The CombFold software tool is capable of combinatorially assembling multiple PDB modelscreated by AlphaFold2 Multimer(AFM) into a single complex. The software can be run in two different ways, as follows:

  1. Starting from PDBs: The input for this mode of operation consists of subunit sequences and a folder containing PDBs of the subunits predicted by AFM. This mode of operation does not require a GPU and can be executed entirely on Google Colab.
  2. Starting from sequences: The input for this mode of operation is only the subunit sequences. CombFold will first perform multiple AFM jobs (colabfold installation is required), and only then will it proceed to the assembly. To use this mode of operation, the user will need to checkout the repository and modify the configurable.py file to suit their specific environment.

For the purposes of this tutorial, we will only describe the "Starting from PDBs" mode of operation.

Defining subunits

The first step is to divide the complex into subunits. Naively, each subbuit should simply be a complete chain in the complex. In case a chain is long, it is required to cut it into several subunits. This can be done either naively, dividing the chain into same length subunits, or by using predictors for functional domains based on sequence. Another option is to predict disordered regions based on sequence(for example using https://iupred3.elte.hu/) and remove them and divide the sequence on these regions.

Subunit is defined by 4 fields:

  • name: a unique name for the subunit
  • sequence: the amino acid sequence of the subunit
  • chain_names: a list of chain names representing also the stoichiometry of the subunit
  • start_res: the index of the start residue of the sequence on the chain. Needed to set constraints on other subunits on the same chains.

for example:

{
  "name": "AD1",
  "chain_names": ["A", "B"],
  "start_res": 20,
  "sequence": "LTAAAQALDGLGDKFGRSIVDGNAILADVNPRMPQIRRDITGLANLGEVY"
}

which defines a subunit named AD1 with 50 amino acids (the sequence length) and that has 2 copies in the complex (on chains A and B).

Notice that each unique sequence should appear in only a single subunit definition, which can be translated into multiple chains in the assembled complex, according to stochiometry.

Running the Combinatorial Assembly

To run the combinatorial assembly, the user must use the Google Colab notebook provided at the following link: https://colab.research.google.com/github/dina-lab3D/CombFold/blob/master/CombFold.ipynb. The input data for the assembly must be placed in a folder in Google Drive containing a file named subunits.json and a folder named pdbs that contains all PDB files. The subunits file should be a dictionary where the keys represent subunit names, and the values are the subunit definitions. A sample subunits file is available in the example folder of this repository.

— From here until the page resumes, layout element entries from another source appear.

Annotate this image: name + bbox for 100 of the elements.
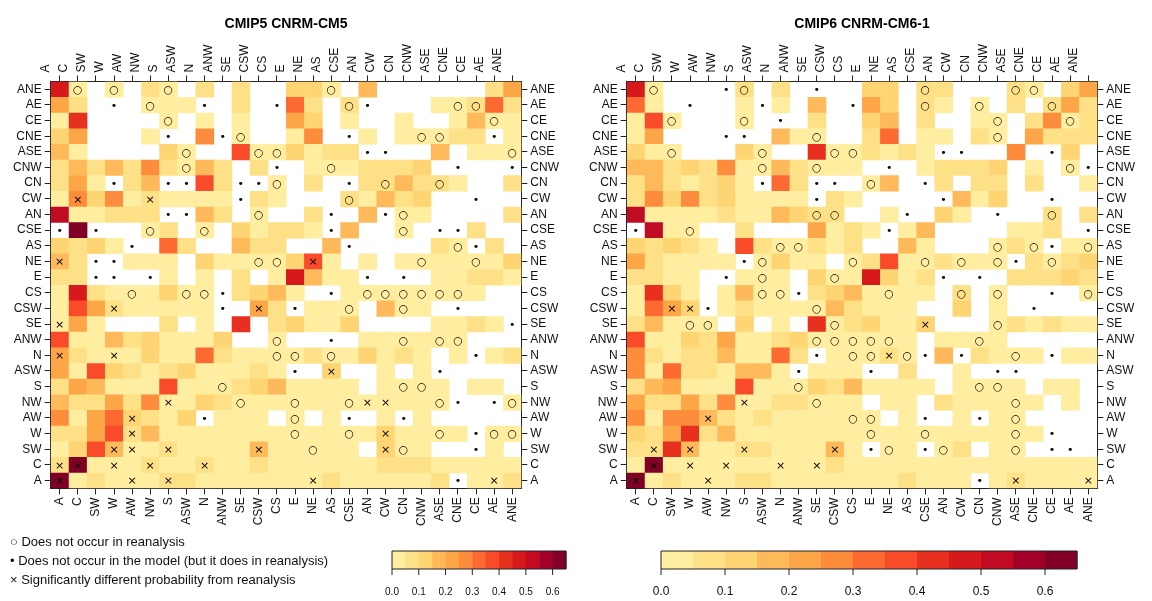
text: • [867, 364, 875, 378]
text: • [346, 130, 353, 144]
text: • [346, 411, 353, 425]
y-tick-label: ANE [16, 81, 42, 96]
data-label: ○ [757, 270, 768, 284]
y2-tick-label: NW [530, 394, 552, 409]
data-label: ○ [811, 161, 822, 175]
y-tick-label: CNW [12, 159, 43, 174]
y2-tick-label: AS [1106, 238, 1123, 253]
y-tick-label: W [606, 425, 619, 440]
category-label: CNW [399, 43, 414, 73]
y2-tick-label: CNE [530, 128, 556, 143]
y2-tick-label: CSE [1106, 222, 1132, 237]
text: • [490, 396, 498, 410]
category-label: CSW [812, 44, 827, 73]
data-label: ○ [1083, 286, 1094, 300]
data-label: ○ [163, 114, 174, 128]
data-label: ○ [884, 286, 894, 300]
data-label: × [109, 349, 119, 363]
data-label: ○ [145, 98, 156, 112]
text: • [1048, 349, 1056, 363]
data-label: ○ [775, 286, 786, 300]
data-label: × [380, 396, 391, 410]
data-label: × [830, 443, 840, 457]
y2-tick-label: AE [1106, 97, 1123, 112]
text: • [273, 161, 281, 175]
category-label: NW [128, 52, 143, 73]
data-label: ○ [848, 145, 858, 159]
text: • [795, 364, 802, 378]
y-tick-label: A [33, 472, 42, 487]
text: • [346, 239, 353, 253]
x-tick-label: CNE [450, 497, 465, 523]
data-label: ○ [793, 239, 804, 253]
text: • [922, 349, 929, 363]
data-label: × [649, 458, 659, 472]
x-tick-label: ASW [754, 496, 769, 525]
text: • [110, 270, 118, 284]
data-label: × [308, 255, 318, 269]
text: • [237, 177, 244, 191]
data-label: × [73, 192, 83, 206]
text: • [237, 192, 244, 206]
chart-title: CMIP5 CNRM-CM5 [224, 15, 348, 32]
data-label: × [812, 458, 822, 472]
data-label: ○ [685, 223, 695, 237]
y2-tick-label: SE [1106, 316, 1123, 331]
y2-tick-label: NE [1106, 253, 1124, 268]
category-label: NE [867, 55, 882, 73]
category-label: N [182, 63, 197, 73]
text: • [328, 286, 335, 300]
category-label: ASW [740, 45, 755, 73]
text: • [813, 192, 820, 206]
y-tick-label: C [608, 457, 618, 472]
y2-tick-label: CN [530, 175, 548, 190]
text: • [183, 208, 190, 222]
color-bar-label: 0.0 [385, 585, 400, 597]
y-tick-label: C [32, 457, 42, 472]
category-label: AN [921, 55, 936, 73]
data-label: ○ [920, 83, 931, 97]
x-tick-label: CN [395, 497, 410, 515]
y2-tick-label: ANW [530, 331, 560, 346]
x-tick-label: CS [269, 497, 284, 515]
category-label: SE [794, 56, 809, 73]
data-label: ○ [1047, 98, 1057, 112]
text: • [994, 364, 1002, 378]
text: • [867, 443, 875, 457]
data-label: ○ [830, 208, 840, 222]
data-label: ○ [290, 349, 300, 363]
y-tick-label: SW [598, 441, 619, 456]
x-tick-label: CSE [917, 497, 932, 523]
x-tick-label: C [646, 497, 661, 507]
data-label: ○ [830, 333, 840, 347]
x-tick-label: AE [1062, 497, 1077, 514]
data-label: × [127, 427, 137, 441]
x-tick-label: CNE [1026, 497, 1041, 523]
text: • [165, 130, 172, 144]
data-label: ○ [866, 411, 876, 425]
y-tick-label: CNE [16, 128, 42, 143]
text: • [472, 427, 480, 441]
x-tick-label: NE [305, 497, 320, 515]
text: • [436, 364, 444, 378]
text: • [454, 396, 462, 410]
y-tick-label: ASE [593, 144, 618, 159]
text: • [976, 411, 983, 425]
x-tick-label: CSW [251, 496, 266, 526]
data-label: ○ [938, 443, 949, 457]
category-label: SW [649, 53, 664, 73]
data-label: ○ [453, 333, 463, 347]
y-tick-label: AN [24, 206, 42, 221]
data-label: ○ [416, 286, 427, 300]
text: • [400, 411, 407, 425]
data-label: ○ [884, 443, 894, 457]
y-tick-label: CS [600, 285, 618, 300]
data-label: ○ [793, 380, 804, 394]
data-label: ○ [109, 83, 119, 97]
color-bar-label: 0.3 [844, 584, 862, 599]
x-tick-label: AW [124, 496, 139, 517]
y2-tick-label: W [530, 425, 543, 440]
text: • [958, 349, 965, 363]
x-tick-label: CS [845, 497, 860, 515]
text: • [328, 333, 335, 347]
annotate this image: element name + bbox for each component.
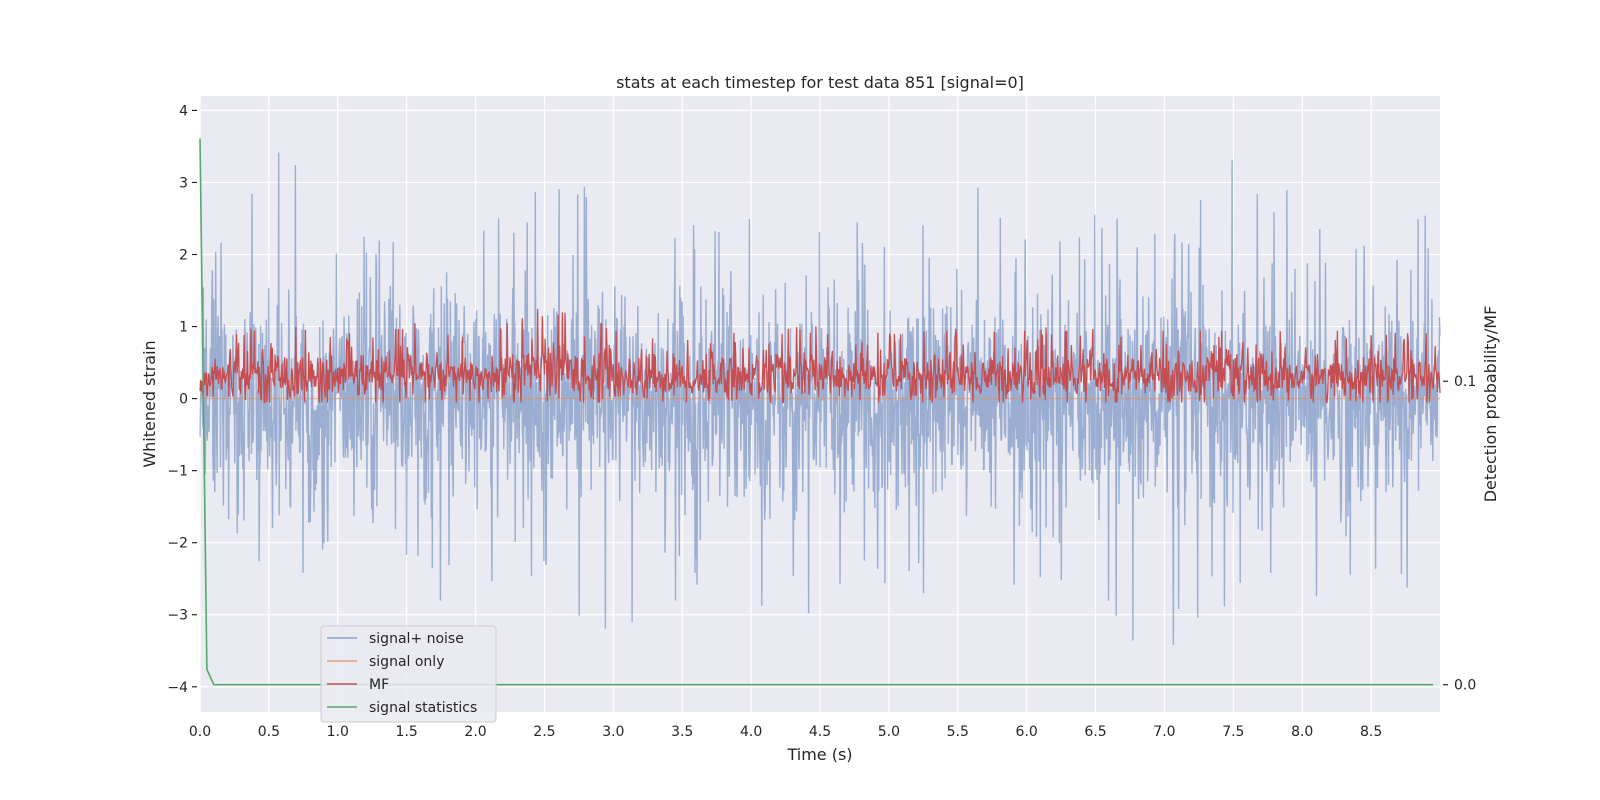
x-axis-title: Time (s) xyxy=(786,745,852,764)
x-tick-label: 4.0 xyxy=(740,724,762,740)
series-line-signal-noise xyxy=(199,152,1441,645)
x-tick-label: 0.5 xyxy=(258,724,280,740)
x-tick-label: 7.0 xyxy=(1153,724,1175,740)
x-tick-label: 2.5 xyxy=(533,724,555,740)
x-tick-label: 6.0 xyxy=(1016,724,1038,740)
x-tick-label: 3.5 xyxy=(671,724,693,740)
x-tick-label: 3.0 xyxy=(602,724,624,740)
legend-label-signal-statistics: signal statistics xyxy=(369,700,477,716)
y-right-axis-title: Detection probability/MF xyxy=(1481,306,1500,503)
legend-label-mf: MF xyxy=(369,677,389,693)
y-tick-label: 3 xyxy=(179,175,188,191)
legend-label-signal-only: signal only xyxy=(369,654,444,670)
x-tick-label: 7.5 xyxy=(1222,724,1244,740)
legend-box xyxy=(320,625,497,723)
x-tick-label: 8.5 xyxy=(1360,724,1382,740)
legend: signal+ noise signal only MF signal stat… xyxy=(320,625,497,723)
x-tick-label: 6.5 xyxy=(1084,724,1106,740)
series-line-mf xyxy=(199,308,1441,404)
y-tick-label: −1 xyxy=(167,464,188,480)
x-tick-label: 1.5 xyxy=(396,724,418,740)
y-tick-label: −2 xyxy=(167,536,188,552)
x-tick-label: 8.0 xyxy=(1291,724,1313,740)
y-tick-label: 1 xyxy=(179,320,188,336)
y-tick-label: −3 xyxy=(167,608,188,624)
x-tick-label: 2.0 xyxy=(464,724,486,740)
x-tick-label: 5.0 xyxy=(878,724,900,740)
y-tick-label: −4 xyxy=(167,680,188,696)
y-tick-label: 2 xyxy=(179,248,188,264)
y-tick-label: 4 xyxy=(179,103,188,119)
y-axis-title: Whitened strain xyxy=(140,340,159,467)
y-right-tick-label: 0.1 xyxy=(1454,374,1476,390)
x-tick-label: 1.0 xyxy=(327,724,349,740)
y-tick-label: 0 xyxy=(179,392,188,408)
y-right-tick-label: 0.0 xyxy=(1454,678,1476,694)
x-tick-label: 0.0 xyxy=(189,724,211,740)
tick-layer: 0.0 0.5 1.0 1.5 2.0 2.5 3.0 3.5 4.0 4.5 5.0 5.5 6.0 6… xyxy=(167,103,1476,740)
legend-label-signal-noise: signal+ noise xyxy=(369,631,464,647)
x-tick-label: 4.5 xyxy=(809,724,831,740)
chart-title: stats at each timestep for test data 851… xyxy=(616,73,1024,92)
x-tick-label: 5.5 xyxy=(947,724,969,740)
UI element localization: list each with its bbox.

After installing the necessary dependencies by running the first cell of the notebook, the user must locate the input data folder on their Google Drive using the Files toolbar on the left of the Colab notebook. The user must then copy the path and enter it into the second cell. Finally, the third cell should be executed to generate the assembled complexes, which will be saved to the same folder under a new folder named "assembled".

It should be noted that, unlike the AFM predictions, the Colab notebook does not require scores json files produced by ColabFold for each prediction, and so instead of using PAE-based scoring an interface plDDT-based scoring is used.